О чем мог мечтать такой человек, как Максим Петрович? Я был уверен, что никаких увлечений у него не было, что он слишком рационален и его грезы остались в далекой юности. А сейчас, если бы они и были, то о чем? Ну, разве только, как бы поменьше работать и побольше получать за это денег…
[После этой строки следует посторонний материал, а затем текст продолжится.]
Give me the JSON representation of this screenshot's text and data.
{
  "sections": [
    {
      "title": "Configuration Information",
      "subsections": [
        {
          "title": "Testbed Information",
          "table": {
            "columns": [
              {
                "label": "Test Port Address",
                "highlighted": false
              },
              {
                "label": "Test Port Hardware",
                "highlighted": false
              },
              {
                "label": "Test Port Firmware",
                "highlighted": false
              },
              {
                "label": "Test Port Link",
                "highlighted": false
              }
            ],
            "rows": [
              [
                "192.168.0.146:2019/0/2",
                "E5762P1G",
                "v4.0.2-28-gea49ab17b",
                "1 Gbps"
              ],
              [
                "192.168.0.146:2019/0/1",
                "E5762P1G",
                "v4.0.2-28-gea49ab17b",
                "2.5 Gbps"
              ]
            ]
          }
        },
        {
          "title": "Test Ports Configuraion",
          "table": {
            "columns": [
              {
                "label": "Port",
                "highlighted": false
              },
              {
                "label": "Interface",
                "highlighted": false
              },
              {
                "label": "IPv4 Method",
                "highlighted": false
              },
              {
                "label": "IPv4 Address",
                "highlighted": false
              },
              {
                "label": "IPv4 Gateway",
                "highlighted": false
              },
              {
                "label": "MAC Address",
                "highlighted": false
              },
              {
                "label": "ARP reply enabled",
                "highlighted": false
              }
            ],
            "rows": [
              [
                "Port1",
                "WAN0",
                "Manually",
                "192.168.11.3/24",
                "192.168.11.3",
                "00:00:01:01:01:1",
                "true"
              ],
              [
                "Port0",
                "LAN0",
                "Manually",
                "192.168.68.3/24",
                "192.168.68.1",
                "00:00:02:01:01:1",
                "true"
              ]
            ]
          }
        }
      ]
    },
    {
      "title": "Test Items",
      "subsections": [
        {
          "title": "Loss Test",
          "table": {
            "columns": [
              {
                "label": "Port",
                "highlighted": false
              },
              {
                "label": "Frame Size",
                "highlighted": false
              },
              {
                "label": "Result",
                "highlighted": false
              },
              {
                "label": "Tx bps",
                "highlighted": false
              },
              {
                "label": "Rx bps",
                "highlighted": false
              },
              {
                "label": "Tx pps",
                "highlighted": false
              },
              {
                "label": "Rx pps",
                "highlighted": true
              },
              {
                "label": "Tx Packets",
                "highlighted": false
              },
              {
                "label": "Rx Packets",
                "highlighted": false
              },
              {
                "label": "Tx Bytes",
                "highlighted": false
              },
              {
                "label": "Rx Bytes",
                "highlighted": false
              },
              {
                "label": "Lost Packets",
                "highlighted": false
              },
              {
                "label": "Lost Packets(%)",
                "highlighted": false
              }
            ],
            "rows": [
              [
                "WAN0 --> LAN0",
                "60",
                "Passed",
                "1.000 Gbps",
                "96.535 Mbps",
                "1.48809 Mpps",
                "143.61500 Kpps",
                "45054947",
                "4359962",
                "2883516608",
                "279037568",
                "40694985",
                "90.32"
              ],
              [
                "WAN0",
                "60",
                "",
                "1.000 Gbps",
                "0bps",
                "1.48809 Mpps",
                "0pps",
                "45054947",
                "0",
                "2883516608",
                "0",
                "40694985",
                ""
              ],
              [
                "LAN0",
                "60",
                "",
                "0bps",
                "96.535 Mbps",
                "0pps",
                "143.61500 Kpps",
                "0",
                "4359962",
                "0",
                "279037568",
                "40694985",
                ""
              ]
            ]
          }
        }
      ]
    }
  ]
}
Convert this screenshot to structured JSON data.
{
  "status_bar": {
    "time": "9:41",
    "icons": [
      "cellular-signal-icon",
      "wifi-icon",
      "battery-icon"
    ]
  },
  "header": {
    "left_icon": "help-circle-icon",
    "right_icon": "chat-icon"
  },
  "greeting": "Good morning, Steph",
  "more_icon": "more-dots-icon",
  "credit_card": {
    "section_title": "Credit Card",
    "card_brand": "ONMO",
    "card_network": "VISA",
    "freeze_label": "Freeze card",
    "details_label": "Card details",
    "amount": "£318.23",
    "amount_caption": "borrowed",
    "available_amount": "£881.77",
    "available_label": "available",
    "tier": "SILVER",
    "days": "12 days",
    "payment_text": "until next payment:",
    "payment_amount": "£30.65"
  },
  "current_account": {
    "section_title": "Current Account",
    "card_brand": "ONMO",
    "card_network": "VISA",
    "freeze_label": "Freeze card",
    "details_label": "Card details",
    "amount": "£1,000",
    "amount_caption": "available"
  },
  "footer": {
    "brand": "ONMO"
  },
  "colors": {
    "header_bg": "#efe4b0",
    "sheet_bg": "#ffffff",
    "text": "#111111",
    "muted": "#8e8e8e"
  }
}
Об увлечении Максима Петровича я узнал совершенно случайно. Это полностью перевернуло мое представление о нем, хотя и не изменило модель нашего дальнейшего общения. Никогда бы не подумал, что Агарев может быть таким отзывчивым, ведь я был абсолютно убежден, что он безнадежный сухарь. Я, конечно, знал, что Максим Петрович заботливый муж и отец, что он правильно воспитал своих сыновей-близнецов, приучив их с раннего детства к интеллектуальным и спортивным нагрузкам, но это все касалось семьи, а потому не могло считаться в полной мере. Со всеми остальными людьми Максим Петрович вел себя отстраненно, а то и вовсе брезгливо.
И все-таки у Агарева была ахиллесова пята — собаки.
Таня по секрету рассказала, что однажды, много лет назад, в горах погиб его любимый пес Джек. Все семейство Агаревых расположилось на пикник, когда из-за деревьев выбежал огромный секач. Залаяв, Джек бросился на защиту, но старый пес не смог сладить с диким зверем. После гибели Джека Максим Петрович никогда не заводил «лучших друзей человека». Его мечтой отныне стало создание частного питомника для бездомных животных, а пока со своими домочадцами они участвовали в различных волонтерских акциях. Я читал в Интернете статью об одном из таких дел. На фотографиях — довольные собаки, Максим Петрович, его жена и мальчишки.
Таня
Как ни странно, несмотря на хорошие отношения, я мало знал о том, чем живет Таня. Общительная, но при этом довольно скрытная, она всегда держала все в себе. Наверное, именно поэтому многие во Дворце делились с ней сокровенным. Много раз я наблюдал, как очередной звонок заставлял ее выходить из кабинета, чтобы выслушать еще одну тираду. Бывало, что Агнесса Карловна, Аннушка или Инга Кузьминична на минутку заходили к нам в отдел, чтобы пошептаться с Таней на балконе. Я уже молчу про Риту, которая так и норовила вытащить с собой покурить Бережную. При этом сильнее всего меня раздражало, что Таня разрешала всем подряд садиться себе на уши. «Да живи ты уже своей жизнью, в самом деле», — мысленно обращался я к ней, надеясь, что моя беспроводная «телеграмма» каким-то образом проникнет ей в голову. Порой, когда мы оставались в кабинете одни, я подначивал ее быть бойчее и смело отшивать от себя ненужные беседы-прилипалы. Таня в ответ мурзилась и не делала из этого ровным счетом никаких выводов.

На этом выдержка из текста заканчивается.